Music-loving hipsters hoping to hop on the subway and soak in some Har Mar Superstar at the Northside Festival in Williasburg this June are going to have to either hitchhike or take the bus because their beloved L train will be closed for repair.
But a group of Brooklyn pols wants to make it as easy as possible for them to rock on, and are demanding the Metropolitan Transportation Authority keep the trains running from June 15 to 17 so the more than 80,000 who descend on the coolest place in the world will be able to get there via the underground.
“It is very important that the MTA follow through on its commitment to community engagement and reschedule these shutdowns,” reads a letter sent to the authority and signed by Borough President Markowitz, state Senators Daniel Squadron (D–Brooklyn Heights) and Martin Dilan (D–Bushwick), Congresswoman Carolyn Maloney (D–Greenpoint), Assemblyman Joseph Lentol (D–Greenpoint), and Councilman Stephen Levin (D–Greenpoint).
The pols said that the MTA was breaking an agreement it had made at a meeting last year to consult with community leaders before choosing weekends to shut down the L, as well as to keep the line, which runs from Manhattan to Canarsie, running during all three-day weekends.
But the MTA is scheduling service on the line during one of Williamsburg’s busiest weekends of the year, replacing the fast trains with slow-moving shuttle buses between Bedford Avenue and Canarsie, the Northside Festival, which will this year be spread out from June 13 to 20 and will include music, film and technology, typically draws upwards of 80,000 people to North Brooklyn, according to Nicole Conner, a spokeswoman for the festival.
Local businesses say Northside is Williamsburg’s biggest weekend and the MTA will be seriously harming them if customers will have to struggle to get there for three days during the festival.
“Why can’t they do this in August?
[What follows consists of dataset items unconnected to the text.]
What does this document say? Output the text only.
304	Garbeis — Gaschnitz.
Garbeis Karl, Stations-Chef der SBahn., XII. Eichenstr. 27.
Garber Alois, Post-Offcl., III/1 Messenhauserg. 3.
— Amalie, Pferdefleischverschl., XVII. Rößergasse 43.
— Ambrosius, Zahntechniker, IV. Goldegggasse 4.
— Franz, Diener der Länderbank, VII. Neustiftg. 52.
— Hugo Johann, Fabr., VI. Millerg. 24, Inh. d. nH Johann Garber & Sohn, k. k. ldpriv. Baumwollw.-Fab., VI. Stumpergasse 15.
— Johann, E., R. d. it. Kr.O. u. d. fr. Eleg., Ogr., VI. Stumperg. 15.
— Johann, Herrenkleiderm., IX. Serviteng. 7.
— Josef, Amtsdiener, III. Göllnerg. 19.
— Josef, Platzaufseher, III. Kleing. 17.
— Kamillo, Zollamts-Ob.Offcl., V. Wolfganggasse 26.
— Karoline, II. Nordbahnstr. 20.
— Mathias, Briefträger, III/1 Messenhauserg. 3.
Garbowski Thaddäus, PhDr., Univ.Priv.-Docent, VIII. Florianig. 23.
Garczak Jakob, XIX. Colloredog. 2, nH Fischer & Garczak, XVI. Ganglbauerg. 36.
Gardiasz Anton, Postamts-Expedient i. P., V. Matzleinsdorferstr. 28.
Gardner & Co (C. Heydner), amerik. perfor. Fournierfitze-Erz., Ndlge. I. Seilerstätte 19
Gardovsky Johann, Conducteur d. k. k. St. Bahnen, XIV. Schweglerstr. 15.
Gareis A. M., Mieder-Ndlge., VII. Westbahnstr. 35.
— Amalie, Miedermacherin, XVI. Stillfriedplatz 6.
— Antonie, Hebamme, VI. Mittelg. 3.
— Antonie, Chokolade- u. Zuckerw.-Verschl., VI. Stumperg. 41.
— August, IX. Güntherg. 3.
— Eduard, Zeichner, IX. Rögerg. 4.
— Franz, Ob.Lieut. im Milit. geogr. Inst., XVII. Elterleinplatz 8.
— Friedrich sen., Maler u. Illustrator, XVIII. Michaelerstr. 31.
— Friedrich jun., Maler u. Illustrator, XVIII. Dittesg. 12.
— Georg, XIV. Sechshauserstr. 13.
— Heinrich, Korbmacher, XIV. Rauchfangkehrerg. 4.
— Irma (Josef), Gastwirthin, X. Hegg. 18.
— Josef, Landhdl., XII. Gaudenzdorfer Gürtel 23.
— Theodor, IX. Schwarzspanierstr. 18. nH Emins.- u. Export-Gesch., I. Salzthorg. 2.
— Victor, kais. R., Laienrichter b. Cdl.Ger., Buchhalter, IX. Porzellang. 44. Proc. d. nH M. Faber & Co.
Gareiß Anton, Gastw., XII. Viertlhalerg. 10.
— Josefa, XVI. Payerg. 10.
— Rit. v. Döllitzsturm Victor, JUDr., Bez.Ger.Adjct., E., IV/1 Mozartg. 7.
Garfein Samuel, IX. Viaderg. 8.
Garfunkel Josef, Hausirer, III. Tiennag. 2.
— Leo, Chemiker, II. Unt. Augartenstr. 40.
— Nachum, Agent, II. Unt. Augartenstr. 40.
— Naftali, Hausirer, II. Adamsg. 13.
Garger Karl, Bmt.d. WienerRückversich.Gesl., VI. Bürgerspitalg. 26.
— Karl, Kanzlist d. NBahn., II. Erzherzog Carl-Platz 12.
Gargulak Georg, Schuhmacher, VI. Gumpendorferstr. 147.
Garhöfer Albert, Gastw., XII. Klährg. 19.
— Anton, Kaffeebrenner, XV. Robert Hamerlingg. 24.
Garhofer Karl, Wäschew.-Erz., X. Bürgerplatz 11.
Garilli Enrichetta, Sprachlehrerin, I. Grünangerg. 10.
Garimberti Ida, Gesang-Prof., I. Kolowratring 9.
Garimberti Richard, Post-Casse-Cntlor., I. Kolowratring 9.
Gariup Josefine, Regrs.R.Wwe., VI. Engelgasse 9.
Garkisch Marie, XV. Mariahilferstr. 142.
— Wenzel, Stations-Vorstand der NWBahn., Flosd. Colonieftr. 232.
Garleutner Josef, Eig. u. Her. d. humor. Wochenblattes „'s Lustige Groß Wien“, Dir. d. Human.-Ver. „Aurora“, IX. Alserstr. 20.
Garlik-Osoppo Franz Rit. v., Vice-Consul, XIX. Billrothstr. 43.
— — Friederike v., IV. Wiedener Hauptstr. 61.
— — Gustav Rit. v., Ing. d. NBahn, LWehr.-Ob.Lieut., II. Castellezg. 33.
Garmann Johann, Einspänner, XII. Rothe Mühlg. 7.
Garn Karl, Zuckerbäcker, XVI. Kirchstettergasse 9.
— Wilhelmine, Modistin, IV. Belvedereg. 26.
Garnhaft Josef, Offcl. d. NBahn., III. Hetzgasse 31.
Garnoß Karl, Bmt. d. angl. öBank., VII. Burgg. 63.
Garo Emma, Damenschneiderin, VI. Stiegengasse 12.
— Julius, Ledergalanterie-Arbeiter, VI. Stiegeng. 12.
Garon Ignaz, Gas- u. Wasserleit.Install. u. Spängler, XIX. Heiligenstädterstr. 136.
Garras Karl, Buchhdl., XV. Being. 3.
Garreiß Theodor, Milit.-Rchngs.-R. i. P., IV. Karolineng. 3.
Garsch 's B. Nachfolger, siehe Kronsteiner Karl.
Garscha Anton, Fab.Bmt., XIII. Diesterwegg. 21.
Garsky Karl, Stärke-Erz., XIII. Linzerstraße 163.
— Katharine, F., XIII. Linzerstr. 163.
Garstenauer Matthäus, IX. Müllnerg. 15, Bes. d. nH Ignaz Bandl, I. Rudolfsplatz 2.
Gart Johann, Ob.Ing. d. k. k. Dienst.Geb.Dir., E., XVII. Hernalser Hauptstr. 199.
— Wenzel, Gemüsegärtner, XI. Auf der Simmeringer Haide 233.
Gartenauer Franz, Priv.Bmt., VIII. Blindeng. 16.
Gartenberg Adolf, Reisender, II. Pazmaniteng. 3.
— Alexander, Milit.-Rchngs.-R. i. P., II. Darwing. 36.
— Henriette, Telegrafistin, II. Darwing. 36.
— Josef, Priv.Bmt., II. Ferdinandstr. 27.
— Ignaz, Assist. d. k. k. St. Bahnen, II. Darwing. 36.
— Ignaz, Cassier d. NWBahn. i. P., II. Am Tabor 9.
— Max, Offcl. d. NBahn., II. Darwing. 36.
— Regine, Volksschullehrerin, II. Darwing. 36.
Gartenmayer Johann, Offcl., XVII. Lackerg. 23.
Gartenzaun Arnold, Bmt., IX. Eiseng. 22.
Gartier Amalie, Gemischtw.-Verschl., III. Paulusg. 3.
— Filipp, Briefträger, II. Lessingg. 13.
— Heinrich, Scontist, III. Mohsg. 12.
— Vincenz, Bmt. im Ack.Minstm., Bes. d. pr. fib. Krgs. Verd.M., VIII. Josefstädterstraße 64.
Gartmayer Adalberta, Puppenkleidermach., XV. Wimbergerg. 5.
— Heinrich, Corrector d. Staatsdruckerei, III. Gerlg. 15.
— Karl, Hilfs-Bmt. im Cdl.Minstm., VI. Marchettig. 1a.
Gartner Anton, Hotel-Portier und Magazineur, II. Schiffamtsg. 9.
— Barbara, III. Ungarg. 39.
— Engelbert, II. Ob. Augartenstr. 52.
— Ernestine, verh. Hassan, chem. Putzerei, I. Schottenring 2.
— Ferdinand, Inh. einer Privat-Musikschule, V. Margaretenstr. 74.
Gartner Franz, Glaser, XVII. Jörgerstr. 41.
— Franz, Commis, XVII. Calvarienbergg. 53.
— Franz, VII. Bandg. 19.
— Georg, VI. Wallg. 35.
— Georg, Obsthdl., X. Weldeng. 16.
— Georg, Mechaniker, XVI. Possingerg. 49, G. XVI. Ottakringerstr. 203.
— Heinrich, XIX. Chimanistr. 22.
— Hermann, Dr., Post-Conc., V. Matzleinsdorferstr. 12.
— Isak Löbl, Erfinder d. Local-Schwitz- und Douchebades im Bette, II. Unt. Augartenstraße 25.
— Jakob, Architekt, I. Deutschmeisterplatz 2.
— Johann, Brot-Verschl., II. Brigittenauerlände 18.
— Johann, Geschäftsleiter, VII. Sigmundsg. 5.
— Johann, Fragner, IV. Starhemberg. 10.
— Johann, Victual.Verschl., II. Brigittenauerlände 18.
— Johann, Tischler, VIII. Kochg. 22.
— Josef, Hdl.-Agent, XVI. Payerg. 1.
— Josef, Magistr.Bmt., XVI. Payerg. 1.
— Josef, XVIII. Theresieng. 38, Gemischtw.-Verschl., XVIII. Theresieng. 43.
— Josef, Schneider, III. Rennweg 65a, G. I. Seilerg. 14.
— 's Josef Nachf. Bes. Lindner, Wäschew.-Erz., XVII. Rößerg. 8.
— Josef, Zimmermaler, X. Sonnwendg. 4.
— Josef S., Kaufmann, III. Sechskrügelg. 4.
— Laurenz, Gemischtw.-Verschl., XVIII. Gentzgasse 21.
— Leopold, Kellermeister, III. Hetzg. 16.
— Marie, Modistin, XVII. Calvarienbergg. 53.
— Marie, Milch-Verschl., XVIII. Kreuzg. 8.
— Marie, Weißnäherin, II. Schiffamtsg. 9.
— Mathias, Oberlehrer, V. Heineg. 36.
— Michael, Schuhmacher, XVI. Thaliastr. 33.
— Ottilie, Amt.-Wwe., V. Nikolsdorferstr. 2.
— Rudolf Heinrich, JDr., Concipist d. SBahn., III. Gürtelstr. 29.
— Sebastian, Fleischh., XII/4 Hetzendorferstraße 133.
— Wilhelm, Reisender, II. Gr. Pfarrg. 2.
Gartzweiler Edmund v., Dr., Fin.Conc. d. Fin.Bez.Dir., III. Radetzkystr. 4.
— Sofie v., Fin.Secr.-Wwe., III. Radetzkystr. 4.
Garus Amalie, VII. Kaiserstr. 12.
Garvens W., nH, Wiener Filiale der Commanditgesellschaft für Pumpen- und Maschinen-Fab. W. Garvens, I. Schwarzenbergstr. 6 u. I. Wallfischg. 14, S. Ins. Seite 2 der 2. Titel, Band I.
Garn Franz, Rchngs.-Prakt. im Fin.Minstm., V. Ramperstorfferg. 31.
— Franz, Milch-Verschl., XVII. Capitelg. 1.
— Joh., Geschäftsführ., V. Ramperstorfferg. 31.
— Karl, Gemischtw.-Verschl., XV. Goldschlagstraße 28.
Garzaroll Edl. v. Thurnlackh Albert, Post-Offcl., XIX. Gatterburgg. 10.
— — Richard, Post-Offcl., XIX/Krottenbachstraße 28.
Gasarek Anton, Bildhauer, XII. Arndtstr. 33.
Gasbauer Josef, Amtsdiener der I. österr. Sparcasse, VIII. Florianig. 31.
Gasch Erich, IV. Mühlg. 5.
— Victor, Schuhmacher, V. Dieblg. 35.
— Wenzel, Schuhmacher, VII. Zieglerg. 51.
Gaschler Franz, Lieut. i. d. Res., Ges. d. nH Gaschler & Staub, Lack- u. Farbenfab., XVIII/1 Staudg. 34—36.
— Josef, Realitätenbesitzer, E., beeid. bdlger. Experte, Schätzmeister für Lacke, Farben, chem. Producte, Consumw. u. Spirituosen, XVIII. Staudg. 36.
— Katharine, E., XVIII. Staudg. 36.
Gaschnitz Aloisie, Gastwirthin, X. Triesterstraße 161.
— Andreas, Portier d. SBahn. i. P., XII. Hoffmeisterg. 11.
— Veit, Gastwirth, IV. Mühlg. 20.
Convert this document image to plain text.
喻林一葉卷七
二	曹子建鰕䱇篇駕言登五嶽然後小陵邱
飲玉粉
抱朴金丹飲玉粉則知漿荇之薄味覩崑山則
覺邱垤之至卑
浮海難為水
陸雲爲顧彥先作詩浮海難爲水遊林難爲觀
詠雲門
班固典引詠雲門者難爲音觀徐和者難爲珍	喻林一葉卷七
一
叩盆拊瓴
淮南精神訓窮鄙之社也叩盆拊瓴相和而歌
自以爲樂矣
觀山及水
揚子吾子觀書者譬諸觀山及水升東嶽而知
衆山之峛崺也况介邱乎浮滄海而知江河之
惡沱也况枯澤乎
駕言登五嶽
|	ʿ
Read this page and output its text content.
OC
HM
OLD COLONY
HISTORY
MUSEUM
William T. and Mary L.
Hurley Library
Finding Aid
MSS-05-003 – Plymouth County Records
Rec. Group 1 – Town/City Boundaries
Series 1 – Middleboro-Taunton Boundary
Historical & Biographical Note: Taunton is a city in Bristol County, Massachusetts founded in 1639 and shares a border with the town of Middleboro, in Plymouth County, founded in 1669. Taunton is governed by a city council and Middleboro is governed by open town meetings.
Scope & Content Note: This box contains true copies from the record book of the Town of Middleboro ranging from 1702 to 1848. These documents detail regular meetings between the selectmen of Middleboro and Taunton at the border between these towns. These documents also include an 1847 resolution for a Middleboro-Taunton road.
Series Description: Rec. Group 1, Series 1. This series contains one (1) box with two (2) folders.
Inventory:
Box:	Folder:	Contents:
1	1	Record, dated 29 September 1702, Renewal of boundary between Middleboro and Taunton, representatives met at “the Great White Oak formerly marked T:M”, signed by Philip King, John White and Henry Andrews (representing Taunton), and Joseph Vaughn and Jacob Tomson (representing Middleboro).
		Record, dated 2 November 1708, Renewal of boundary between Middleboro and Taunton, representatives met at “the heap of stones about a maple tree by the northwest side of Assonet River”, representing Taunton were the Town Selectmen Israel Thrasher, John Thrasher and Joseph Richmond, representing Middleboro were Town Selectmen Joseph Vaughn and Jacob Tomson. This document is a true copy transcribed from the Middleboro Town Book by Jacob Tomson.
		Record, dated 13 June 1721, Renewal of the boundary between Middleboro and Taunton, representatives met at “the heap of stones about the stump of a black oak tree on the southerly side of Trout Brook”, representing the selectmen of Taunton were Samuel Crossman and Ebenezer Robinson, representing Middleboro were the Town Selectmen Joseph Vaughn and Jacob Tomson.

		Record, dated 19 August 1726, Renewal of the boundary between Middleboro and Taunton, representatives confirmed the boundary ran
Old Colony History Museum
That’s a tough time around here,” said Caitlin Dourmashkin, manager of the Northside Merchants Association. “Or it would have been better to do earlier in the spring.”
Squadron said he knows that maintenance is essential, but that it should be done on weekends that are not as crucial to the livelihood of so many local businesses.
“North Brooklyn small businesses depend on weekend visitors that come in on the L — especially on major weekends like the Northside Festival,” said Squadron. “That’s why it’s so important for the MTA to work with the community to help mitigate the impact of L train shutdowns.”
MTA spokesman Kevin Ortiz refused said his agency is drafting a response to the complaints.
The MTA typically increase services before and after events that draw a crowd, including Yankee baseball games in the Bronx and events at the new Barclays Center.
Of course, the MTA’s construction will have no effect on a the Danish “Northside” music festival interestingly taking place on the same days in Denmark across the pond. Still, there will be no mass-transit trains taking hipsters to that festival, which features Nick Cave and the Bad Seeds, Artic Monkeys, Fun, Modest Mouse, the Flaming Lips, and a host of other acts, despite the fact that its two stages are clearly located next to some form of rail transportation.